Mais tarde, em 2006, dez anos depois de sua morte, as dúvidas foram resolvidas com a publicação de seus cadernos, no livro Cadernos da guerra. De fato, o texto tinha sido em larga medida escrito em 1945, mas significantemente revisado e expandido para publicação em 1985. (A edição brasileira de A dor contém a fac-símile de seis páginas.) Comparar ambas versões, a dos cadernos e A dor, não só nos ensina muito sobre o método artístico de Duras, como até mesmo os trechos idênticos confirmam os insights de Jorge Luis Borges no conto Pierre Menard, autor do Quixote: o significado de um mesmo trecho, ao ser escrito em 1945 por uma mulher exausta que acabara de recuperar o marido que já julgava morto, não é o mesmo de quando publicado em 1985 por uma autora celebrada que ganhara o prêmio literário mais prestigioso do país no ano anterior.
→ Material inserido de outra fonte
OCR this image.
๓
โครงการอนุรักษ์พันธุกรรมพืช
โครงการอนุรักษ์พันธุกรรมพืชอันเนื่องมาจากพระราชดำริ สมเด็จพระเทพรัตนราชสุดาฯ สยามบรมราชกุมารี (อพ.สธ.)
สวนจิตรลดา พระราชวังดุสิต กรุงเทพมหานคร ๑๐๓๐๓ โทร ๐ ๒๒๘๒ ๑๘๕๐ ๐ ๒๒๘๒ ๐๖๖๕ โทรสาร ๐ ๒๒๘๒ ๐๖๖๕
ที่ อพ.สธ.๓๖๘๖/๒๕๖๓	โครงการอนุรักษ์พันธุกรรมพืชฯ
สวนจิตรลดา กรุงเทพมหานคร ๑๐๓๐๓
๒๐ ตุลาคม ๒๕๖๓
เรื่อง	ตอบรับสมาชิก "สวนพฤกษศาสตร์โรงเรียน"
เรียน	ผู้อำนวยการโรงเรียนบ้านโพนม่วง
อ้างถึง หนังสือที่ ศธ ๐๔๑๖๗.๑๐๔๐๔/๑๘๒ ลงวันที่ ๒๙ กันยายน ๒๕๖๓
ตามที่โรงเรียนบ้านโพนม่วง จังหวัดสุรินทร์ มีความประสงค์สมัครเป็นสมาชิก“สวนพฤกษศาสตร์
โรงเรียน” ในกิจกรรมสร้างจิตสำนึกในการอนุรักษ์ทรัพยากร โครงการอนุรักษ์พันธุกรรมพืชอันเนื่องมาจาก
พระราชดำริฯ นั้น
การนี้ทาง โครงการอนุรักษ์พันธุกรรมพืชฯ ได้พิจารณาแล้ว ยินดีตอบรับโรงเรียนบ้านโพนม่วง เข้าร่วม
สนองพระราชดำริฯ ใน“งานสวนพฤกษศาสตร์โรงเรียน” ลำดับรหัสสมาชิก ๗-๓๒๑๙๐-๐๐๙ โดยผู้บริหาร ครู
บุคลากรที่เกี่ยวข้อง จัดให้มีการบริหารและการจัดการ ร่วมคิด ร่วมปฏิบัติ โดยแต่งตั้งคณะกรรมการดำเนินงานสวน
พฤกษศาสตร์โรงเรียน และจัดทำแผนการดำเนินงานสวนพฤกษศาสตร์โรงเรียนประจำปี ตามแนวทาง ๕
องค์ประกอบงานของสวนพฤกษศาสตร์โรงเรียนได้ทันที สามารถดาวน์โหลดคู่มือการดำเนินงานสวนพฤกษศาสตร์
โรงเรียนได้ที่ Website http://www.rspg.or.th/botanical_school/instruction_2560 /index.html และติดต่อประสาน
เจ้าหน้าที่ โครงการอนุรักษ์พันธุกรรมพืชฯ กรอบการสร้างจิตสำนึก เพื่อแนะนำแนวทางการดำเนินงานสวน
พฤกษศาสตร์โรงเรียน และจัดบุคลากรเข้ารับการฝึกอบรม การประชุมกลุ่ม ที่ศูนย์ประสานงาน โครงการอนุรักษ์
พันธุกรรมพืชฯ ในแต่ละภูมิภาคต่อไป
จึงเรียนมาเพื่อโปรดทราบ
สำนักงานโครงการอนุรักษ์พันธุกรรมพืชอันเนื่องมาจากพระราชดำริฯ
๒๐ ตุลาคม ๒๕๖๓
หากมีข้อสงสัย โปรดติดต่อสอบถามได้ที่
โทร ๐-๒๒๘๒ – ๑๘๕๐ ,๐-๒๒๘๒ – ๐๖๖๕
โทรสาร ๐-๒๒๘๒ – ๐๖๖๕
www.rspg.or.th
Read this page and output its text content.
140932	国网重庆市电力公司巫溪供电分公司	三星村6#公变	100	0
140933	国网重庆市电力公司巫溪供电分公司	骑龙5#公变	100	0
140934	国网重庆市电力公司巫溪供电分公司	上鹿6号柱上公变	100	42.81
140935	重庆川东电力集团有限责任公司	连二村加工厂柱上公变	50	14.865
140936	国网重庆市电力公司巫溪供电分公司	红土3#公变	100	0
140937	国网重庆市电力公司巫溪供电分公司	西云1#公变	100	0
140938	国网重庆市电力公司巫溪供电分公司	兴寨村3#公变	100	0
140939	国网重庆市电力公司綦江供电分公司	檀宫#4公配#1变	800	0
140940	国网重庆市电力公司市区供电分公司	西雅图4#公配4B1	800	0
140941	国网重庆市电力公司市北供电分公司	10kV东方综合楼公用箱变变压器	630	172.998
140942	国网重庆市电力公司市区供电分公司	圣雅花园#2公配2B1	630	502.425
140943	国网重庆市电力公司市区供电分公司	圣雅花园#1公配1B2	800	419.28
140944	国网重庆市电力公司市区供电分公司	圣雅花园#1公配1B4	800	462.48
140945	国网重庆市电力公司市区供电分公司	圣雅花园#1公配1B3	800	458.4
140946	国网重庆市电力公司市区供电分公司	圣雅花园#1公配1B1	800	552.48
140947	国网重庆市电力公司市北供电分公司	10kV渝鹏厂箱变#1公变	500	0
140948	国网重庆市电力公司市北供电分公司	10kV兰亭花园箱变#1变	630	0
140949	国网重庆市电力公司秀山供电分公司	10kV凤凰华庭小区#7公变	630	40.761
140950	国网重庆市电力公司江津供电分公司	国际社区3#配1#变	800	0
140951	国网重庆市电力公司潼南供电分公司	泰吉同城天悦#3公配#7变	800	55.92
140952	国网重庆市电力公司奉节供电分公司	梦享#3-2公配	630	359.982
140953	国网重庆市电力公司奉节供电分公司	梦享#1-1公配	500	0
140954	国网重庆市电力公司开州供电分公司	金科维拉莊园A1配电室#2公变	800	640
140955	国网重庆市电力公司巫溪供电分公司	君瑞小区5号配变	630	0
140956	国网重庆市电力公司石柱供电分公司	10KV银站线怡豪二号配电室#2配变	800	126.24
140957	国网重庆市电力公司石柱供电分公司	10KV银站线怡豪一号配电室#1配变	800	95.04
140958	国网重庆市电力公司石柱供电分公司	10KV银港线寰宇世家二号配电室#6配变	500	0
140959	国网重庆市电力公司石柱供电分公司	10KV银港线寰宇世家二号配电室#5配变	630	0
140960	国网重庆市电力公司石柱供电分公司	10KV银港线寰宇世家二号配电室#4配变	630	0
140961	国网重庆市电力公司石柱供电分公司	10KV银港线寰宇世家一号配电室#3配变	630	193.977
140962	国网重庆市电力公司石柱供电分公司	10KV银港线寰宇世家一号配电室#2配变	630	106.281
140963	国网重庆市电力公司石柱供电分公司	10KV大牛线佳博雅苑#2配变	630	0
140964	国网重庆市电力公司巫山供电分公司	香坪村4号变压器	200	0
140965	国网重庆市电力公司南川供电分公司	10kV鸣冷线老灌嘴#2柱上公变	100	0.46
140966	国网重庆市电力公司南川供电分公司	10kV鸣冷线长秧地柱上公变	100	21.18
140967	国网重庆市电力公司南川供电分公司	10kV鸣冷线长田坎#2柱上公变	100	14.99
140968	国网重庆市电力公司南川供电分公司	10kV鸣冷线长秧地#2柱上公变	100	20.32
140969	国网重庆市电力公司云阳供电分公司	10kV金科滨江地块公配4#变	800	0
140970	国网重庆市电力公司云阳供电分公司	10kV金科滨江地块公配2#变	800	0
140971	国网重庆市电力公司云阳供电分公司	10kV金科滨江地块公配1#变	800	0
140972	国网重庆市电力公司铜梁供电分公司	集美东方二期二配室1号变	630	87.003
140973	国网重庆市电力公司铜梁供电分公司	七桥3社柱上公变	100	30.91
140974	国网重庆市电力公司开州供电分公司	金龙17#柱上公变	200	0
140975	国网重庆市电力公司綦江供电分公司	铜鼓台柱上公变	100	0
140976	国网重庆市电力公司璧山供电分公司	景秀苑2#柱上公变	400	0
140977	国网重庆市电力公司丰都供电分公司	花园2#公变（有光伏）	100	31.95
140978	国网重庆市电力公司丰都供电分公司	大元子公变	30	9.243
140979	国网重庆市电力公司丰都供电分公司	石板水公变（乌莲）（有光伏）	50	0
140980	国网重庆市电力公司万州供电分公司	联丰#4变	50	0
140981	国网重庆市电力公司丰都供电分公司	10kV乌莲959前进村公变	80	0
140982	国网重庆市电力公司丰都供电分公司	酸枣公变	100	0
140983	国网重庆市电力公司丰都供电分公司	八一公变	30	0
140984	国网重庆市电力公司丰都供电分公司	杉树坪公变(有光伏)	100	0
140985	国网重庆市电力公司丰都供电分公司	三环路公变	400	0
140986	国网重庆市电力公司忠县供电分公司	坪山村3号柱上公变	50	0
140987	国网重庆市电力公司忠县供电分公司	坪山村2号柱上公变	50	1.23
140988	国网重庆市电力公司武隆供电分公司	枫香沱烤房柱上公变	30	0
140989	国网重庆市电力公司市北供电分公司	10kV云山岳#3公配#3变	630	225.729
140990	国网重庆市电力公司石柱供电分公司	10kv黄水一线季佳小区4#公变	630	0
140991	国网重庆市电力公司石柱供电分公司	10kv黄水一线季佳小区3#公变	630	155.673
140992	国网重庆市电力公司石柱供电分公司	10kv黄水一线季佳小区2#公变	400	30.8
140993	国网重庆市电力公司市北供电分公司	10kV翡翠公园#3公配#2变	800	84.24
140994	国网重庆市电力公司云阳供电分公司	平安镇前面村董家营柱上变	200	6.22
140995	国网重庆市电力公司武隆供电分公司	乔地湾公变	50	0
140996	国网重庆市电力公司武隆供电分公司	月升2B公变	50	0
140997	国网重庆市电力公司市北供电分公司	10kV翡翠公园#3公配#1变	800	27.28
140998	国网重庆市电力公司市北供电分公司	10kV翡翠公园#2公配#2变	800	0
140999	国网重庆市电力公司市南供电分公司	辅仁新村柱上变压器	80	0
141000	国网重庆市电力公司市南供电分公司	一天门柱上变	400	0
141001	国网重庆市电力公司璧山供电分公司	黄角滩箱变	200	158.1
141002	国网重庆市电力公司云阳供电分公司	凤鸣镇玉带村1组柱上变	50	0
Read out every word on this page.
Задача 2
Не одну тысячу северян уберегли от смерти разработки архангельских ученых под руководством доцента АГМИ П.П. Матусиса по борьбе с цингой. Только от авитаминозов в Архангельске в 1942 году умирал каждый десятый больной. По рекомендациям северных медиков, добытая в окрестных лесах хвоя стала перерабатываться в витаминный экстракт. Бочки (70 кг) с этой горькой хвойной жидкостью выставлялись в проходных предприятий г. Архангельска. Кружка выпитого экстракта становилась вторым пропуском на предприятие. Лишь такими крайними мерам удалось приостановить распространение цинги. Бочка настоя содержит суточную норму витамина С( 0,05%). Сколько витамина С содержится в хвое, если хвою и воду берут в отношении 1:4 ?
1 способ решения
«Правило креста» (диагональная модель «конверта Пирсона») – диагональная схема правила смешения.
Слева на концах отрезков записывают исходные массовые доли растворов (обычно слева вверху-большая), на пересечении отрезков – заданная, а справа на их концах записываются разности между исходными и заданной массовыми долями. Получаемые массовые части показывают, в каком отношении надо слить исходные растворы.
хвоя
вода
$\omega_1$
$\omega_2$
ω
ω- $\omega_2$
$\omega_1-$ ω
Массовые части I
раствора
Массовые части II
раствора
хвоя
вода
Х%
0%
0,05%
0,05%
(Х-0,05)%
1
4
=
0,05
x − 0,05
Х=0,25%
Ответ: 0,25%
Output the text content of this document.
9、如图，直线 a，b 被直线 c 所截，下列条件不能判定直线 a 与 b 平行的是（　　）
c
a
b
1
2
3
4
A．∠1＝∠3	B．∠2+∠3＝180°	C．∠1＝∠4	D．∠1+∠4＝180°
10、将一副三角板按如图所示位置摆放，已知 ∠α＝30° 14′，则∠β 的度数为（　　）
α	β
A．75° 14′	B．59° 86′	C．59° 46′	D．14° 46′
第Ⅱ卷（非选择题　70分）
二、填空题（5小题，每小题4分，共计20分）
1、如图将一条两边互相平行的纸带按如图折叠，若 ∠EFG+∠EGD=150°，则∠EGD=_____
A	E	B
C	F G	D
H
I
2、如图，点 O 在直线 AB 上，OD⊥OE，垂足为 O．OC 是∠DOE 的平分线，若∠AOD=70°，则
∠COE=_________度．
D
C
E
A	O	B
A dor é a maior obra-prima de Duras, pois é o único livro no qual ela vence Duras, sua vaidade e seu autocentramento, e simplesmente se permite ser a porta-voz de uma comunidade maior, de uma verdade mais coletiva que suas obsessões pessoais de sempre. Elaine Scarry, em seu magnífico The body in pain, um dos ensaios mais brilhantes do século 20, infelizmente ainda inédito no Brasil, defende que a dor destrói a nossa habilidade de comunicação verbal. A verdadeira dor, por definição, seria incomunicável. Só mesmo, então, uma grande artista da palavra, que passou toda a carreira forçando os limites do dizível, tensionando a fronteira entre o que pode e o que não pode ser dito, para conseguir articular literariamente essa dor por definição indizível e inarticulável. De fato, A dor não é uma fonte histórica fidedigna. Duras nunca é uma fonte fidedigna de nada. Mas já temos muitos testemunhos das batalhas e massacres da Segunda Guerra. A dor é imbatível em sua precisão emocional. Talvez seja a melhor articulação literária da dor na literatura.

A dor
Marguerite Duras
Trad.: Luciane Guimarães Oliveira e Tatiane França
Bazar do Tempo
208 págs.
Olhos azuis, cabelos pretos & A puta da costa normanda
Marguerite Duras
Trad.: Adriana Lisboa
Relicário
172 págs.
Savannah Bay
Marguerite Duras
Trad.: Angela Leite Lopes
Temporal
176 págs.
Marguerite Duras
Nasceu na Indochina Francesa, atual Vietnã, em 1914, e morreu em Paris, em 1996. Escreveu contos, romances, peças de teatro, filmes. Em 1984, recebeu o Goncourt, maior prêmio literário da França, por O amante.
Alex Castro

É autor de Mulher de um homem só (2009), Onde perdemos tudo (2011), Outrofobia (2015), Atenção (2019) e Mentiras reunidas (2023).